Le ministre des Finances, Boris Lalovac, a déclaré vendredi qu’il était surpris par la récente déclaration du gouverneur de la Banque nationale croate (HNB), Boris Vujčić, et que c’est le travail du gouverneur d’agir, pas seulement d’avertir. Il a critiqué les banques pour leur insensibilité et leurs taux d’intérêt élevés, et a souligné que des mesures supplémentaires sont en préparation pour la Commission européenne, qui seront présentées mardi.
« Le travail du gouverneur est d’agir, pas seulement d’avertir, » a déclaré Lalovac, qui a également répondu à des questions sur les annonces du gouverneur de la Banque nationale croate (HNB), Boris Vujčić, selon lesquelles les taux de prêt en euros pourraient augmenter.

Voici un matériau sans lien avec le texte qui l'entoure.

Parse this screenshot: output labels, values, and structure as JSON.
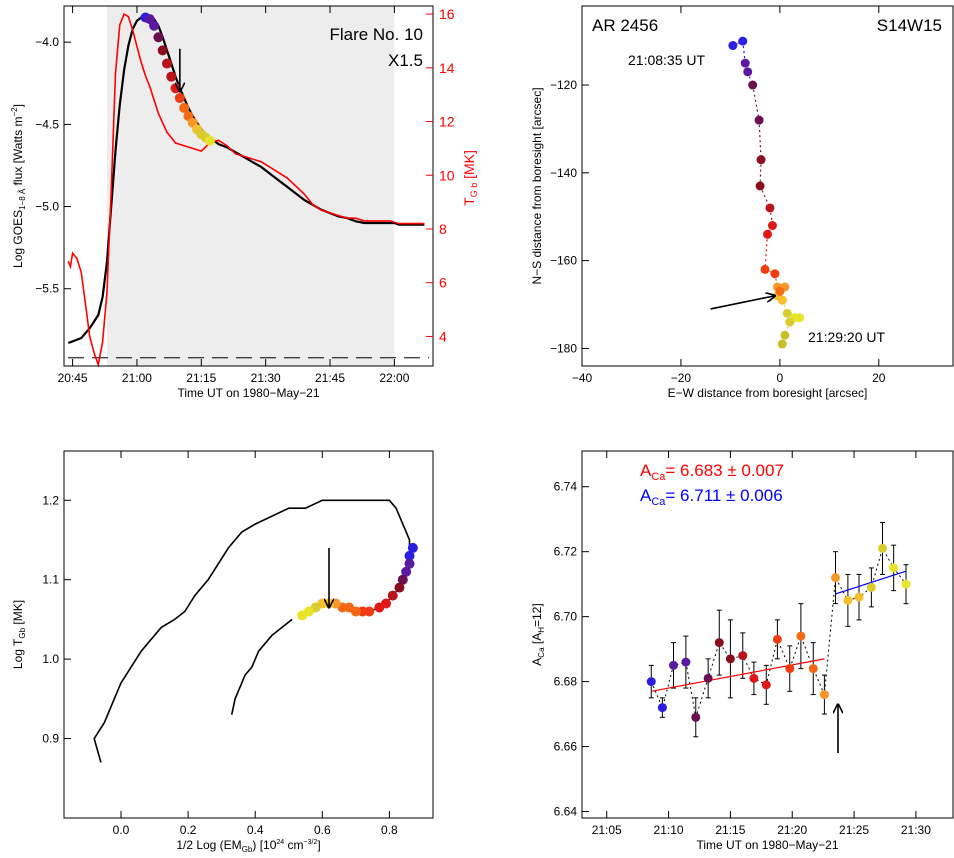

Vujčić a récemment averti que les taux de prêt en euros pourraient augmenter à l’avenir en raison des risques associés à l’indexation des taux d’intérêt des prêts à l’Euribor ou au Libor.
En réponse à une question sur la possibilité que les taux de prêt en euros puissent être plus élevés de 2 000 kuna si l’Euribor passe de 0,2 % à 5 %, le ministre des Finances a répondu par une contre-question : « Pourquoi le taux n’a-t-il pas diminué de 2 000 kuna pour ceux qui ont contracté des prêts en 2008, lorsque l’Euribor était à 5 %, et maintenant il est à 0,16 % ? Pourquoi n’a-t-il pas diminué ? Vous devriez demander aux banques commerciales cela, » a déclaré Lalovac.
Avec la question fondamentale de savoir pourquoi les taux n’ont pas diminué, le ministre des Finances demande également quelle est la responsabilité de l’ensemble du système financier pour ne pas avoir réagi.
« Parce que les citoyens sont en crise, et il est normal, s’il y a une crise, que les citoyens et les entreprises aient des taux d’intérêt plus bas parce que l’Euribor est plus bas. Maintenant, nous avons besoin de réponses à la fois de l’autorité monétaire et des banques commerciales – pourquoi cela ne s’est-il pas produit, et pourquoi les taux d’intérêt sont-ils restés à des niveaux très élevés, » a déclaré Lalovac, affirmant que « nous avons un Euribor historiquement bas, mais nous n’avons pas des taux historiquement bas. »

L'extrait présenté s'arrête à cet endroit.